Reducing the Overhead of Dynamic Compilation

Chandra Krintz, David Grove, Vivek Sarkar, and Brad Calder


The execution model for mobile, dynamically-linked, object--oriented programs has evolved from fast interpretation to a mix of interpreted and dynamically compiled execution. The primary motivation for dynamic compilation is that compiled code executes significantly faster than interpreted code. However, dynamic compilation, which is performed while the application is running, introduces execution delay. In this paper we present two dynamic compilation techniques that enable high performance execution while reducing the effect of this compilation overhead. These techniques can be classified as: 1) decreasing the amount of compilation performed, and 2) overlapping compilation with execution.

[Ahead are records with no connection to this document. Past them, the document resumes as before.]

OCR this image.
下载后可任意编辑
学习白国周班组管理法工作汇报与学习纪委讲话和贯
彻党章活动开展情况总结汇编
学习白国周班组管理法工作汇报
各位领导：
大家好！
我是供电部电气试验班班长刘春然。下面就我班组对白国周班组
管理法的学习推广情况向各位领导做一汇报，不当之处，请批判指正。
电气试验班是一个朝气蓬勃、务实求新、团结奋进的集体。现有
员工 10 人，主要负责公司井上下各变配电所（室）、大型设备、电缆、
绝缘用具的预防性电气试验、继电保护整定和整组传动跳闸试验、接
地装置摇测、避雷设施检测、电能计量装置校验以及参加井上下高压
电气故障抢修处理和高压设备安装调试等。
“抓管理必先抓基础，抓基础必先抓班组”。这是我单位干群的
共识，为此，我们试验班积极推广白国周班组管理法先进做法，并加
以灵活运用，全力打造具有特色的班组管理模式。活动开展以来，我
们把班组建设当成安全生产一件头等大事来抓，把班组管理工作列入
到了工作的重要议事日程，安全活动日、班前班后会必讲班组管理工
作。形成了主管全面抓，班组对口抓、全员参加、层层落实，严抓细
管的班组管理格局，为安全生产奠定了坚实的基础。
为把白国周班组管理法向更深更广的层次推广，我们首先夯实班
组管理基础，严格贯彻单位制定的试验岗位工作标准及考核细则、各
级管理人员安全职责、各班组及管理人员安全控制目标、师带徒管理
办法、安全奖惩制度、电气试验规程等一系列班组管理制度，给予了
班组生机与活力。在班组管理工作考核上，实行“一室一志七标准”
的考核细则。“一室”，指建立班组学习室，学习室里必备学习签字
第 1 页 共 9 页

We first present and evaluate Lazy Compilation, an approach used in most dynamic compilation systems in which individual methods are compiled on-demand upon their first invocation. This is in contrast to Eager Compilation, in which all methods in a class are compiled when a new class is loaded. In this work, we describe our experience with eager compilation, as well as the implementation and transition to lazy compilation. We empirically detail the effectiveness of this decision. Our experimental results using the SpecJVM Java benchmarks and the Jalapeno JVM show that, compared to eager compilation, lazy compilation results in 57% fewer methods being compiled and reductions in total time of 14% to 26%. Total time in this context is compilation plus execution time.

Next, we present profile-driven, background compilation, a technique that augments lazy compilation by using idle cycles in multiprocessor systems to overlap compilation with application execution. With this approach, compilation occurs on a thread separate from that of application threads so as to reduce intermittent, and possibly substantial, delay in execution. Profile information is used to prioritize methods as candidates for background compilation. Methods are compiled according to this priority scheme so that performance-critical methods are invoked using optimized code as soon as possible. Our results indicate that background compilation can achieve the performance of off-line compiled applications and masks almost all compilation overhead. We show significant reductions in total time of 14% to 71% over lazy compilation.